The second lesson I learned from chess was that control is everything. All those pieces under your command and as long as your king is safe, you should make sure the enemy commands less. Take control of the board. Never forget where you are in the game.
But, heh, to be honest if you ask me anything about controlling the board, I wouldn’t know how to answer. I’m just a piece in the game, and as every other piece, all I have to worry about is the king and how to not get myself killed. And how to keep myself under the boss’s command, of course, or I’ll lose a whole day’s meal.
The enemy king, tonight, was a fat man with a terrible laugh who wouldn’t stop barking it out from his seat on the twentieth floor of the most stylish hotel in the city. He’d had one too many bottle of alcohol and was trying to smooch his assistant, who was–poor knight–trying her best to avoid him without looking like he was going to be away.

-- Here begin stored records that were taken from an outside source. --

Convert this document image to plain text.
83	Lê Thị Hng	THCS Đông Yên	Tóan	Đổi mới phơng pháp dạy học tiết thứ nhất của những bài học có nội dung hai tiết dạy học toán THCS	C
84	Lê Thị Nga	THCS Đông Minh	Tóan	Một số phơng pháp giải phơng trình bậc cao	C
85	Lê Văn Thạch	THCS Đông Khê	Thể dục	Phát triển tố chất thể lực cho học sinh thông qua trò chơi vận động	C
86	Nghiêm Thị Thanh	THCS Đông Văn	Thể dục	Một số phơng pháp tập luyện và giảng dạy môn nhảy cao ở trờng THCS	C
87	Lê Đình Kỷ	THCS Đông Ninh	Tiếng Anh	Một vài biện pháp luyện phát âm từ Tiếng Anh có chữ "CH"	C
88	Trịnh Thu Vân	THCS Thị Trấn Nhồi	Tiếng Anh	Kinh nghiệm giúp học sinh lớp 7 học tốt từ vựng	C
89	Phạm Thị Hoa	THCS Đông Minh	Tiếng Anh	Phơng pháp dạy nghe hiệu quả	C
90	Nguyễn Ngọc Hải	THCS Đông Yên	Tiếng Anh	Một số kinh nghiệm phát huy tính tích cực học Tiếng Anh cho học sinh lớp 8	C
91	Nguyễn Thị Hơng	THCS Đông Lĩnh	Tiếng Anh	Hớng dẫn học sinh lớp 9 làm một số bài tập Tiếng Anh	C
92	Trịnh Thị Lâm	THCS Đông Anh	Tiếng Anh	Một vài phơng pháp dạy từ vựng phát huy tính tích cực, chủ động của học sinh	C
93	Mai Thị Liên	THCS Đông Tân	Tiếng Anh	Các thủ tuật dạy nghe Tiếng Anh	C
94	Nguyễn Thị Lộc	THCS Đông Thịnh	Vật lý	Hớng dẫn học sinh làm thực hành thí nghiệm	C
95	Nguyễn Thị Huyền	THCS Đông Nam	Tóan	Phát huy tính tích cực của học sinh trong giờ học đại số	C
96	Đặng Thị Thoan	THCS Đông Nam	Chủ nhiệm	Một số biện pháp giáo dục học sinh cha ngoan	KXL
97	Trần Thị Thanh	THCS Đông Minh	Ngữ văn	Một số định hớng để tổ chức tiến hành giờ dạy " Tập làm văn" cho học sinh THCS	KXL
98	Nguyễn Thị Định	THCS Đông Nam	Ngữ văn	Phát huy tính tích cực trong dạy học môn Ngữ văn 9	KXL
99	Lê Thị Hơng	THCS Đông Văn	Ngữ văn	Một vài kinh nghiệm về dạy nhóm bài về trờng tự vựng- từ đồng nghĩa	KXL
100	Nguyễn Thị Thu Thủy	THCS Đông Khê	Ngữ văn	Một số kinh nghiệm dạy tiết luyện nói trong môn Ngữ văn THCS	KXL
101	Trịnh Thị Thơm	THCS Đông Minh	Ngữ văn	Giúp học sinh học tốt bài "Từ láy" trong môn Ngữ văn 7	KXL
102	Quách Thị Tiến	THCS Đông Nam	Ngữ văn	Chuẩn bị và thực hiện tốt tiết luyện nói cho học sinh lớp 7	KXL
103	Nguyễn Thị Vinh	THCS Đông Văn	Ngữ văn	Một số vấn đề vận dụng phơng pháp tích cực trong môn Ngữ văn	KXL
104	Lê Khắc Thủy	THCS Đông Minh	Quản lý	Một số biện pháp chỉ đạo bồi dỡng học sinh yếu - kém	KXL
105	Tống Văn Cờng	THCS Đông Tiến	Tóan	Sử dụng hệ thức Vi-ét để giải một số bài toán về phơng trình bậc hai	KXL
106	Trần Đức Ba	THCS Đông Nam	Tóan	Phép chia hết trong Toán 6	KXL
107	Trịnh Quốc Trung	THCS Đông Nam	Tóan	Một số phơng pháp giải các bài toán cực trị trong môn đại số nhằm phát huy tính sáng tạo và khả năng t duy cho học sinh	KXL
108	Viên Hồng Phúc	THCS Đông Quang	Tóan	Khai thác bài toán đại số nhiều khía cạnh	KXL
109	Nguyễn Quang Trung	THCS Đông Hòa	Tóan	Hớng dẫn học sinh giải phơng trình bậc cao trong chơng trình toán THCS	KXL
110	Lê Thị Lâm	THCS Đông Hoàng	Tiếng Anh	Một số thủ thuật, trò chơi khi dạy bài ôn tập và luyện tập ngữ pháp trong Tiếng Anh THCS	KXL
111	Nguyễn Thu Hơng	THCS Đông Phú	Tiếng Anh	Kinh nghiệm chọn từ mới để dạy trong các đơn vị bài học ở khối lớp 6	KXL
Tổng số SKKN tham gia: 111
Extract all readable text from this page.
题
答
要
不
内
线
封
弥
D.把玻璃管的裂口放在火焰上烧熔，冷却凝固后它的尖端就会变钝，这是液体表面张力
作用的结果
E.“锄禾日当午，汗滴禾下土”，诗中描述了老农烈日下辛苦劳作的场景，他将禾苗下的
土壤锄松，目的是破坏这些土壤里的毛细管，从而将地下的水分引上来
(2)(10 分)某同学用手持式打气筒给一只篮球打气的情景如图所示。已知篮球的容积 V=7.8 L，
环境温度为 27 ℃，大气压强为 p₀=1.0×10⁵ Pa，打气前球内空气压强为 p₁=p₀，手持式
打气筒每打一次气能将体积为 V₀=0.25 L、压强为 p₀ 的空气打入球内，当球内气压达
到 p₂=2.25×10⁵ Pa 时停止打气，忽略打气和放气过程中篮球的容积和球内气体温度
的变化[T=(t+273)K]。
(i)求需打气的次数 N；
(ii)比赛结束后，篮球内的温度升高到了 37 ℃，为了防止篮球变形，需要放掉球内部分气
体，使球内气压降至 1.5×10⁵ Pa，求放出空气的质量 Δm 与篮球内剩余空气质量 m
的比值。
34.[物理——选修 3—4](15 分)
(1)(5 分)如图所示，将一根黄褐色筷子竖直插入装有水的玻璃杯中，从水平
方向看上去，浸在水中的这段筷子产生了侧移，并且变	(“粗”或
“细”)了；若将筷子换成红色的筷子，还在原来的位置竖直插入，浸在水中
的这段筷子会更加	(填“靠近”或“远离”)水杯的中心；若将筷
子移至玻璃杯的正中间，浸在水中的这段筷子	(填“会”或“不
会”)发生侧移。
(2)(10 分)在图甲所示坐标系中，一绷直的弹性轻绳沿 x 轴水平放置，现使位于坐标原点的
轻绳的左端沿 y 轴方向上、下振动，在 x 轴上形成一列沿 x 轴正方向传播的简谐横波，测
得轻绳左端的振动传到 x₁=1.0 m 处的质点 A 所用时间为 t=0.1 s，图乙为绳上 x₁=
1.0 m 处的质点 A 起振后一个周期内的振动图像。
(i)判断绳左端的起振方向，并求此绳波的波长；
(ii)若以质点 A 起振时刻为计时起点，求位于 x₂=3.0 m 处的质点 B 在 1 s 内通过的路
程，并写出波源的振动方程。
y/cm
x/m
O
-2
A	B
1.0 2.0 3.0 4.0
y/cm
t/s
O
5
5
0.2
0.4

On the third soft, barely audible rejection to his caress, the king whispered to his knight. Another bottle, he said, for the both of us, because he thought he was not too drunk to think up of something clever. She nodded, a soft polite smile, and made that her chance to escape, an L-movement away to the barstool, where she met me.
Her eyes were bloodshot, as if at every seconds when he wasn’t looking at her she was crying. Her arms were scratched red and her sleeves torn. I could tell that they had already lost this piece, that she had fallen off the board and was not going to make her way back.

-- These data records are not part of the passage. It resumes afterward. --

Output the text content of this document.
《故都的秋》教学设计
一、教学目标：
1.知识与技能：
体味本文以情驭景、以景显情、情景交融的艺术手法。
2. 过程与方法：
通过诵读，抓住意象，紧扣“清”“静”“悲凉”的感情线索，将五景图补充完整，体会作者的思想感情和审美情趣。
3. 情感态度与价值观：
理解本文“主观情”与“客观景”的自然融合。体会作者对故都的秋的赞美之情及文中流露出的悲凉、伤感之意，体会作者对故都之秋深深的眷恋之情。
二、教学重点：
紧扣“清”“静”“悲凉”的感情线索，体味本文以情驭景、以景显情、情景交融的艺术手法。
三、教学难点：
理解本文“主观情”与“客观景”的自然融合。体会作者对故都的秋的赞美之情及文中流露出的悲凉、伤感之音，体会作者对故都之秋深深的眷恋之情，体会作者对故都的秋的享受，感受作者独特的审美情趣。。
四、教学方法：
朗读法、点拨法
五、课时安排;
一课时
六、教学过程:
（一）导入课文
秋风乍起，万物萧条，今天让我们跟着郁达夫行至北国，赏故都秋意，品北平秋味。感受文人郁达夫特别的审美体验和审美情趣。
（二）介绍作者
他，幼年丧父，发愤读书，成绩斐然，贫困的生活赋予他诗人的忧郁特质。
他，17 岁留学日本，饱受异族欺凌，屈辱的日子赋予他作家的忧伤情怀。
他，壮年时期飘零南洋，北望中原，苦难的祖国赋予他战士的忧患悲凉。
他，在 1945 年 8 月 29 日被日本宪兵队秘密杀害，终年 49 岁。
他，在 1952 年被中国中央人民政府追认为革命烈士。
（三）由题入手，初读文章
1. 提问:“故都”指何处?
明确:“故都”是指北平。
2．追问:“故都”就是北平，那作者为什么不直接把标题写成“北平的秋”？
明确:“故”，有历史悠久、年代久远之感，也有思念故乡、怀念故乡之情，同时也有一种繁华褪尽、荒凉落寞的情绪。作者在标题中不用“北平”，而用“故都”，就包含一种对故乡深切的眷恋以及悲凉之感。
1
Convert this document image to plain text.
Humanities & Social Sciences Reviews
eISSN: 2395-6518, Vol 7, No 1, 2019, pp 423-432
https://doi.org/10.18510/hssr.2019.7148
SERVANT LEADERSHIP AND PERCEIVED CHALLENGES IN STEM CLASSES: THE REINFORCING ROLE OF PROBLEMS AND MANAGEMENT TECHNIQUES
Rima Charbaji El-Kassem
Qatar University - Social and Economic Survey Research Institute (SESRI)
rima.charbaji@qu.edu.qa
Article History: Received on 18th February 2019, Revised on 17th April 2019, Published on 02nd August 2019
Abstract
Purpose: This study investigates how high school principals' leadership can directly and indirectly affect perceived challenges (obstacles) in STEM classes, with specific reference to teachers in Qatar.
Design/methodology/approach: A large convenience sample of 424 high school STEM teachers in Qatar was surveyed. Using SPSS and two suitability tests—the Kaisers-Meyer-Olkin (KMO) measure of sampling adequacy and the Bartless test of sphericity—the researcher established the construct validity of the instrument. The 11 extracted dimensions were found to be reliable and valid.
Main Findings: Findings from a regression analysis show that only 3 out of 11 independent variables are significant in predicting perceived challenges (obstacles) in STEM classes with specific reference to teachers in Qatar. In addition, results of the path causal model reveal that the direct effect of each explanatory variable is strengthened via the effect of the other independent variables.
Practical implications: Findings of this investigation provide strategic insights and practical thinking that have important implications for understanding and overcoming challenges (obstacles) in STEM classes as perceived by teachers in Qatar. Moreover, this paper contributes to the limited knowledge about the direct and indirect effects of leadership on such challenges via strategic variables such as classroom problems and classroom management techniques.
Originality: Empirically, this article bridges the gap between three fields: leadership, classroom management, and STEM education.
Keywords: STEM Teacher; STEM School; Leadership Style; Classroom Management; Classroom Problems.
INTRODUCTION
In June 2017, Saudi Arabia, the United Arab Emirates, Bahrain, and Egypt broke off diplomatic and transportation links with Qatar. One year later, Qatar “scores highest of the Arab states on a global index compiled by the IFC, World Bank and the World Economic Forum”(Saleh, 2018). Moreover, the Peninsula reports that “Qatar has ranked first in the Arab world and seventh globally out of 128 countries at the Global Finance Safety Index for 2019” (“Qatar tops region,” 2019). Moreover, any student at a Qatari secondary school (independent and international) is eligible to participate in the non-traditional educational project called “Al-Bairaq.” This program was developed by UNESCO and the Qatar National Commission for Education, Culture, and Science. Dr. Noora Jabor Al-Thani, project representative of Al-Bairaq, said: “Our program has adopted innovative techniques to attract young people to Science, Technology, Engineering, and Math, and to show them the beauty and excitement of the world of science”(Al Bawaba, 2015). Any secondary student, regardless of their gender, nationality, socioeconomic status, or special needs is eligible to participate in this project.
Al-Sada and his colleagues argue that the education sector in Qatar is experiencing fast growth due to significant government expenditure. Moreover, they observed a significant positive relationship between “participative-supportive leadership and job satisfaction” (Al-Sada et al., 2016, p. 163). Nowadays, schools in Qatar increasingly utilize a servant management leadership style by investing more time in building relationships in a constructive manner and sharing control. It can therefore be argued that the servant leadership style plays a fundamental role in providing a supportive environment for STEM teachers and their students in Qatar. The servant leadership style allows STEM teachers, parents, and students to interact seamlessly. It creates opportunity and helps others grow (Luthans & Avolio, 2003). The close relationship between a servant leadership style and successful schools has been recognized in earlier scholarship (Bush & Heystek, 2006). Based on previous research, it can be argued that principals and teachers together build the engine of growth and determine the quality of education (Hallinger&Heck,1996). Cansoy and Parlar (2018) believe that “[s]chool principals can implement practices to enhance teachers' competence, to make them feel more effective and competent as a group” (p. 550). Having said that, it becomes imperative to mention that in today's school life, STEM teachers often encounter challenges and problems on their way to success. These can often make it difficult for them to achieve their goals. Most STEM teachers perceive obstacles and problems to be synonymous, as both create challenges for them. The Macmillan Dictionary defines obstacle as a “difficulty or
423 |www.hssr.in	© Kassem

She sat there for a while, holding back tears, putting up a smile that was as false as all the movement she’d made for the king. And then, once she thought she’d had enough, as if she was still a part of the game, she asked for a bottle.
It was my move. From behind the bar I gave her a most sympathetic smile, and then I went to the back of the shelf and fetched a very special bottle, never before pulled out for anyone. I handed it to her while whispering, quietly, conspiring nothing, that she should give this to him, but never drink a drop.
She blinked for a second, and then, as realisation dawned that her side had already lost, that she was glad for that loss, she nodded. The smile she gave to me was sincere. A knight to another knight.
The fat man drank quickly and fell asleep. The knight–former knight–tidied the mess he left behind and went. Myself, I packed up my things and sent a message to my player. The enemy king is down. By morning there would be an outroar, but no one piece to blame for the game was over.